Via: Richard Carey > Digital Media - UC Berkely Study: Gameplay Shown to Raise Kids IQ
Richard Carey reports on his latest post the study conducted by Dr. Silvia Bunge, a neuroscientist at UC Berkley, concluding that some video games help enhance kids' reasoning and processing skills. Findings even yielded that some games helped in raising kids' IQ points.
Dr. Silvia Bunge, a neuroscientist at UC Berkeley, has long been interested in understanding the development of children’s intelligence. She’s been measuring kids’ intelligence and scanning their brains for several years in order to understand what exactly makes some brains function better than others. This has given her unique insight into the mental processes kids are capable of, and how to test for it. Last year, Bunge and her graduate students decided to see if they could train up, or sharpen, children’s minds. Their study might sound remarkably simple, but the results have been flat-out astonishing.
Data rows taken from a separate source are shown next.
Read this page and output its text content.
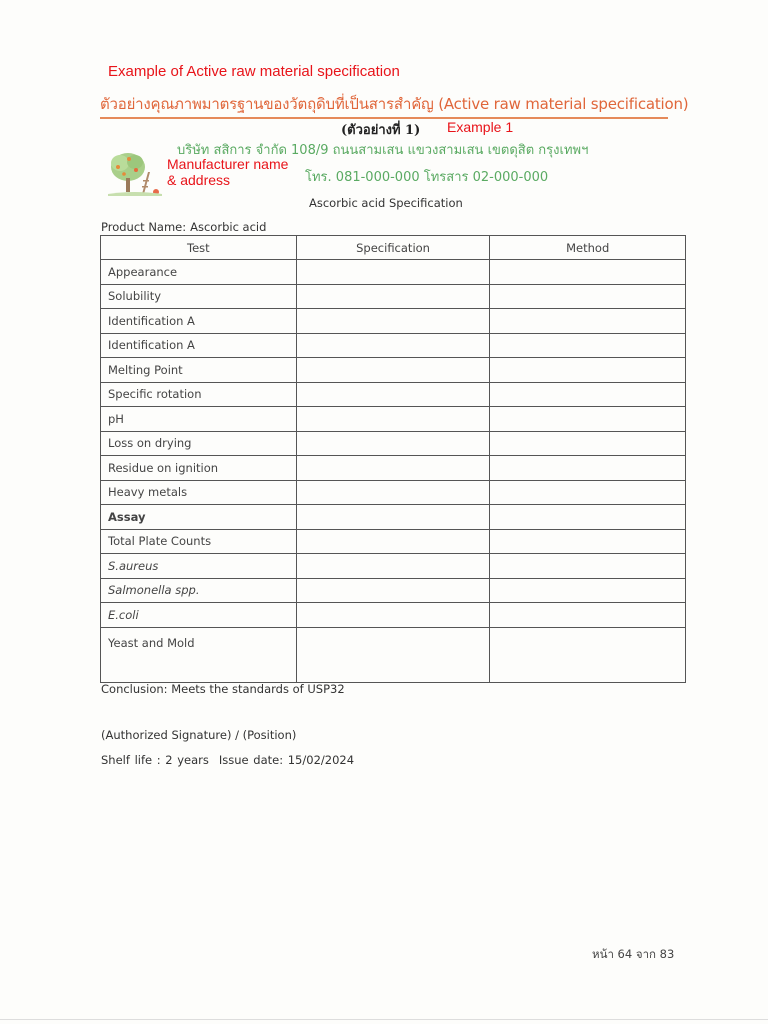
Example of Active raw material specification
ตัวอย่างคุณภาพมาตรฐานของวัตถุดิบที่เป็นสารสำคัญ (Active raw material specification)
(ตัวอย่างที่ 1) Example 1
บริษัท สสิการ จำกัด 108/9 ถนนสามเสน แขวงสามเสน เขตดุสิต กรุงเทพฯ
Manufacturer name
& address	โทร. 081-000-000 โทรสาร 02-000-000
Ascorbic acid Specification
Product Name: Ascorbic acid
Test	Specification	Method
Appearance		
Solubility		
Identification A		
Identification A		
Melting Point		
Specific rotation		
pH		
Loss on drying		
Residue on ignition		
Heavy metals		
Assay		
Total Plate Counts		
S.aureus		
Salmonella spp.		
E.coli		
Yeast and Mold		
Conclusion: Meets the standards of USP32
(Authorized Signature) / (Position)
Shelf life : 2 years Issue date: 15/02/2024
หน้า 64 จาก 83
Dr. Bunge and her team went to an Oakland elementary school, where its history of low state test scores made them a suitable place to conduct the study. The kids' IQ averaged at 90, while their brain speed was measured to be at the 27th percentile. Background-wise, their parents were mostly high school dropouts. These are the kind of demographics that their objective seeks to address.
They selected games that required specific mental functions since they'd be giving a mental workout, if you may, for exercising forethought, planning, comparisons, and logical integration. Among the games selected were Rush Hour and Qwirkle. For the Nintendo DS, Picross and Big Brain Academy were put to the test.
Twice a week, the kids played the games for an hour and fifteen minutes. Every fifteen minutes the kids moved to a new table, to make sure their brains always had something new to figure out. (The neuroscientists thought it was important the sessions remained fun.)
After eight weeks, they ran some tests, and found that the kids' reasoning scores improved by 32% - in terms of IQ, that would be a sizable 13-point IQ gain. Typically, a year of school raises a child's IQ by 12 points on average - Bunge and her team were able to beat that with gaming sessions that total only 20 hours.
The study is reported by Po Bronson and Ashley Merryman in their Newsweek blog NurtureShock, under the post New Research: $13 Christmas gifts = 13 point gain in kids’ IQ.
Here is the full article!
New Research: $13 Christmas gifts = 13 point gain in kids’ IQ
Shoppers, you might want to redo your gift list after you read this.
Dr. Silvia Bunge, a neuroscientist at UC Berkeley, has long been interested in understanding the development of children’s intelligence. She’s been measuring kids’ intelligence and scanning their brains for several years in order to understand what exactly makes some brains function better than others. This has given her unique insight into the mental processes kids are capable of, and how to test for it. Last year, Bunge and her graduate students decided to see if they could train up, or sharpen, children’s minds. Their study might sound remarkably simple, but the results have been flat-out astonishing.
First, they went looking for off-the-shelf board games, card games, and video games that demanded distinct mental functions. One group of these games was chosen because they’d give children’s reasoning ability a workout – these games require forethought, planning, comparisons and logical integration. The games chosen were card games like SET, the traffic-jam puzzle Rush Hour, and Qwirkle, a cross between Dominos and Scrabble. For the Nintendo DS, they chose Picross and Big Brain Academy. There were also two games for the computer – one called Azada, another called Chocolate Fix.
Bunge’s team brought the games to an elementary school in Oakland with historically low state test scores. The researchers asked some second, third and fourth graders to stay after school to play. The kids’ IQ averaged a 90, and their brain speed (a subtest of intelligence) ranked them at only the 27th percentile. The children’s parents, on average, were high-school dropouts. These were the kids every education policy hopes to target, and every thought leader has an opinion on how to improve.
Twice a week, the kids played the games for an hour and fifteen minutes. Every fifteen minutes the kids moved to a new table, to make sure their brains always had something new to figure out. (The neuroscientists thought it was important the sessions remained fun.)
After just eight weeks – twenty total hours of game playing – Bunge’s team retested the children’s intelligence. They were specifically interested in the kids’ reasoning ability. According to the classic theories of intelligence, reasoning ability is considered both the core element of intelligence and also the hardest to change. Allyson Mackey, Bunge’s graduate student who supervised the study, thought she might see gains of 3 to 6 points, at most.